Though she was sidelined by health problems during much of that year, she made up for it during the next, when she joined the AFL-CIO’s International Affairs Department as its representative to Africa. Though the work never got easier, over the next five years, she witnessed independence celebrations in Nigeria, Tanzania, Gambia, and Kenya, and even found time to marry her second husband, James Horace Kemp, a well-respected Chicago labor organizer and activist who would later be elected president of the NAACP. (She had divorced Owen, who had never supported her labor work, in 1955).

During Kemp’s tenure at the AFL-CIO, she devoted herself to organizing and funding educational opportunities for members of the African poor and working class in Tanzania, where she established a scholarship for girls’ continuing education; in Kenya, where she worked with the Kenya Tailors and Textile Workers Union to found a trade school for women; and in Nigeria, where she partnered with the Nigerian Motor Drivers’ Union and secured AFL-CIO funding to establish a Motor Drivers’ Driving School. At the urging of her friends in African labor, she and A. Philip Randolph founded an exchange program that enabled African centers to send their members to the Harvard Labor-Management Industrial Relations Center (after which the AFL-CIO would pay them a stipend to organize workers back home). The Cold War and the AFL-CIO’s own anti-communist conservatism kept getting in her way, but Kemp refused to be deterred in her vision of international labor solidarity.

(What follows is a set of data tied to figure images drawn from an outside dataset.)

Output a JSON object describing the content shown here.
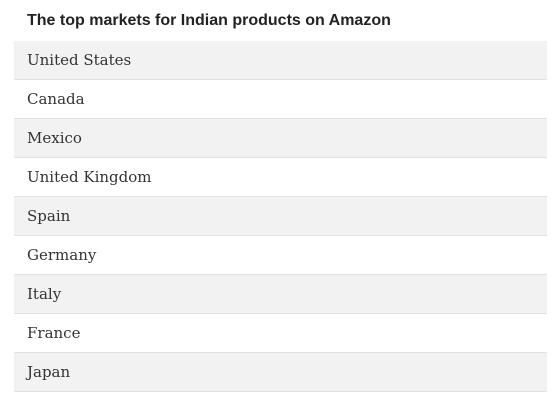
{
  "table": {
    "title": "The top markets for Indian products on Amazon",
    "rows": [
      "United States",
      "Canada",
      "Mexico",
      "United Kingdom",
      "Spain",
      "Germany",
      "Italy",
      "France",
      "Japan"
    ]
  },
  "colors": {
    "shaded_row": "#f2f2f2",
    "plain_row": "#ffffff",
    "divider": "#e2e2e2"
  }
}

She would continue to work, organize, advise, and advocate for African workers and her allies in the African labor movement for the rest of her life, but Kemp was also kept busy on the home front. In 1966, she returned to the ILGWU and began working as a general organizer for the union in the South, and in 1970, was asked to serve as the Midwest director of the A. Philip Randolph Institute, an organization dedicated to strengthening ties between the labor and civil rights movements. During that same period, she began working with the African American Labor Center to organize relief programs for drought-stricken Western and Central Africa nations, and in 1973, joined its staff full-time. She also became a consultant for the Asian-American Free Labor Institute, and helped organize women workers in Turkey and Indonesia. Throughout this time, she was traveling to Africa and Europe for seminars and conferences, working on events with the NAACP’s Task Force in Africa, and was active in numerous women’s and civil rights organizations like the National Organization of Women, the Coalition of Labor Union Women, the National Council of Negro Women, and the Urban League.

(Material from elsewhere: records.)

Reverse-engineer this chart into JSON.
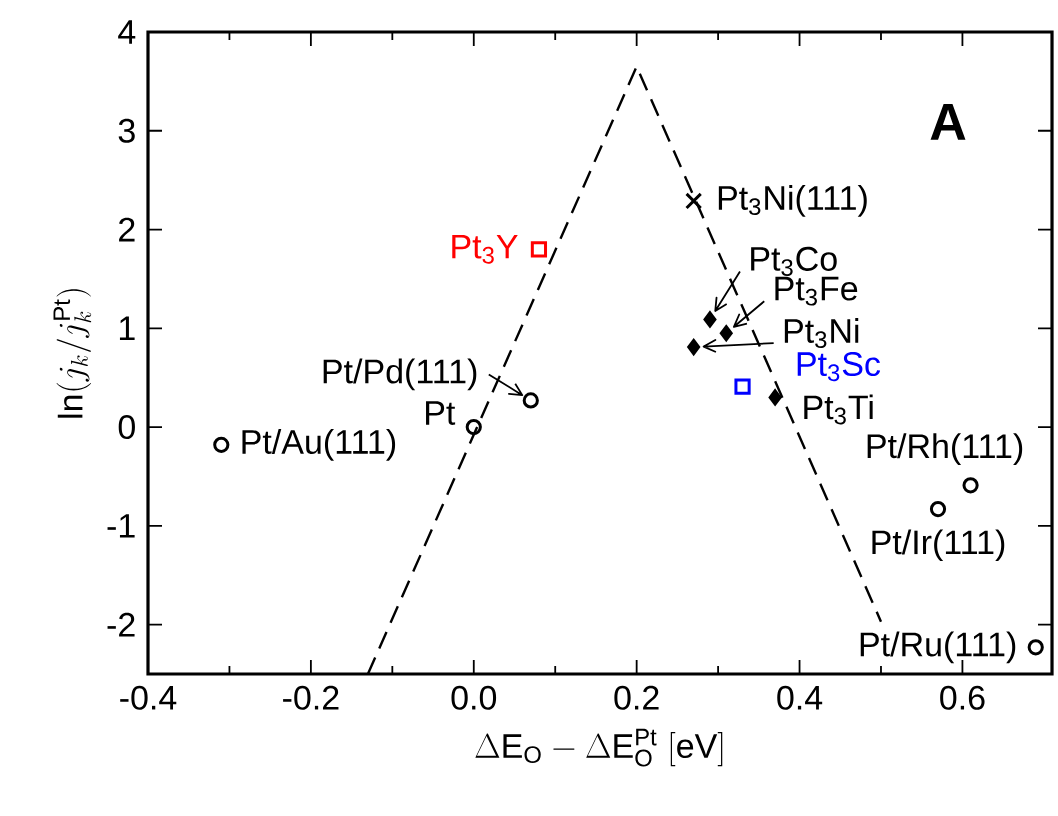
{
  "chart_data": {
    "type": "scatter",
    "xlabel": "\\Delta \\mathrm{E}_{\\mathrm{O}} - \\Delta \\mathrm{E}_{\\mathrm{O}}^{\\mathrm{Pt}}\\ [\\mathrm{eV}]",
    "ylabel": "\\mathrm{ln}(j_k/j_k^{\\mathrm{Pt}})",
    "xlim": [
      -0.4,
      0.71
    ],
    "ylim": [
      -2.5,
      4
    ],
    "xticks": [
      -0.4,
      -0.2,
      {
        "value": 0,
        "label": "0.0"
      },
      0.2,
      0.4,
      0.6
    ],
    "yticks": [
      -2,
      -1,
      0,
      1,
      2,
      3,
      4
    ],
    "grid": false,
    "series": [
      {
        "marker": "circle",
        "color": "#000000",
        "x": [
          -0.31,
          0.07,
          0.61,
          0.57,
          0.69
        ],
        "values": [
          -0.18,
          0.27,
          -0.59,
          -0.83,
          -2.23
        ]
      },
      {
        "marker": "circle",
        "color": "#000000",
        "x": [
          0
        ],
        "values": [
          0
        ]
      },
      {
        "marker": "diamond",
        "color": "#000000",
        "x": [
          0.29,
          0.31,
          0.27,
          0.37
        ],
        "values": [
          1.09,
          0.95,
          0.81,
          0.3
        ]
      },
      {
        "marker": "cross",
        "color": "#000000",
        "x": [
          0.27
        ],
        "values": [
          2.29
        ]
      },
      {
        "marker": "square",
        "color": "#ff0000",
        "x": [
          0.08
        ],
        "values": [
          1.8
        ]
      },
      {
        "marker": "square",
        "color": "#0000ff",
        "x": [
          0.33
        ],
        "values": [
          0.41
        ]
      },
      {
        "type": "line",
        "marker": "none",
        "line_style": "dashed",
        "color": "#000000",
        "x": [
          -0.13,
          0.2,
          0.5
        ],
        "values": [
          -2.5,
          3.65,
          -1.97
        ]
      }
    ],
    "annotations": [
      {
        "text": "Pt/Au(111)",
        "x": -0.31,
        "y": -0.18
      },
      {
        "text": "Pt/Pd(111)",
        "x": 0.07,
        "y": 0.27
      },
      {
        "text": "Pt",
        "x": 0,
        "y": 0
      },
      {
        "text": "Pt/Rh(111)",
        "x": 0.61,
        "y": -0.59
      },
      {
        "text": "Pt/Ir(111)",
        "x": 0.57,
        "y": -0.83
      },
      {
        "text": "Pt/Ru(111)",
        "x": 0.69,
        "y": -2.23
      },
      {
        "text": "Pt$_{3}$Ni(111)",
        "x": 0.27,
        "y": 2.29
      },
      {
        "text": "Pt$_{3}$Y",
        "x": 0.08,
        "y": 1.8
      },
      {
        "text": "Pt$_{3}$Co",
        "x": 0.29,
        "y": 1.09
      },
      {
        "text": "Pt$_{3}$Fe",
        "x": 0.31,
        "y": 0.95
      },
      {
        "text": "Pt$_{3}$Ni",
        "x": 0.27,
        "y": 0.81
      },
      {
        "text": "Pt$_{3}$Sc",
        "x": 0.33,
        "y": 0.41
      },
      {
        "text": "Pt$_{3}$Ti",
        "x": 0.37,
        "y": 0.3
      },
      "A"
    ]
  }
}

By the time she retired in 1981, Kemp had received countless awards and recognitions, including an honorary doctorate from Brooklyn College, and, most fittingly of all, she lived to see the establishment of the Maida Springer Kemp Fund, which combats child labor in East Africa by creating economic and educational opportunity. Maida died in 2005 at the age of 84, and will forever be known for her dedication to a better future for those who had been denied justice for centuries. “I have an unending love affair with the American labor movement,” she once said. “To the degree that a government can be challenged and workers can have the right to help to determine their hours of work, conditions of employment, redress of their grievances, it’s the labor movement that made this contribution on behalf of the working class. I remain a member of that class without apology.”